Without thought, I grabbed Brielle’s wrist and took
a step toward it, as though my feet moved on their own. She balked and debated, and even Charleigh protested, but in the end, neither Brielle nor I could fight the pull as it once again strengthened. Our pace quickened.
“Do you feel it?” I asked, hearing a touch of fear in my own voice. Then realization hit me. “Oh! I know where we are!”
Brielle’s eyes widened. “Me—”
She screamed, the sound one of agony. At the same time, I felt as though a knife carved over my shoulders and down my back. We both fell to the ground, writhing in agony.
“What’s happening?” Charleigh yelled, panic filling her voice.
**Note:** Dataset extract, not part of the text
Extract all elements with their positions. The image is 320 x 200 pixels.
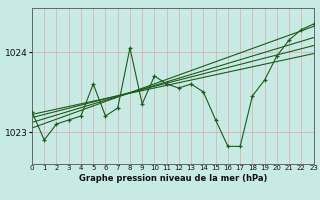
X-axis label: Graphe pression niveau de la mer (hPa): Graphe pression niveau de la mer (hPa)	[79, 174, 267, 183]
“Get . . . help,” Brielle gasped. Charleigh disappeared, the only one of us able to flash since Brie and I hadn’t come into our powers yet.
I could only hope we lasted long enough for her to return with help, both of our backs arching up and down as though trying to escape the pain.
“What. The. HELL?” I screamed as another wave shot through me, feeling like every bone in my upper torso was breaking and reforming. Like my skin was stretching beyond its limits and then shredding apart. Like something was carving me from the inside out.
Then with a terrifying ripping sound, two huge, dark appendages sprang from Brielle’s back. I felt the break through my own flesh. And just as suddenly as the pain had come, it was gone.
“Holy . . . shit,” I gasped. “Our wings.”
One moment we stood there, marveling at them, and the next, we were both suddenly at the portal, reaching into it.
And then everything went black.
I didn’t know how long I’d been out, but I came to in a small cell made of three stone walls, the fourth consisting of metal bars.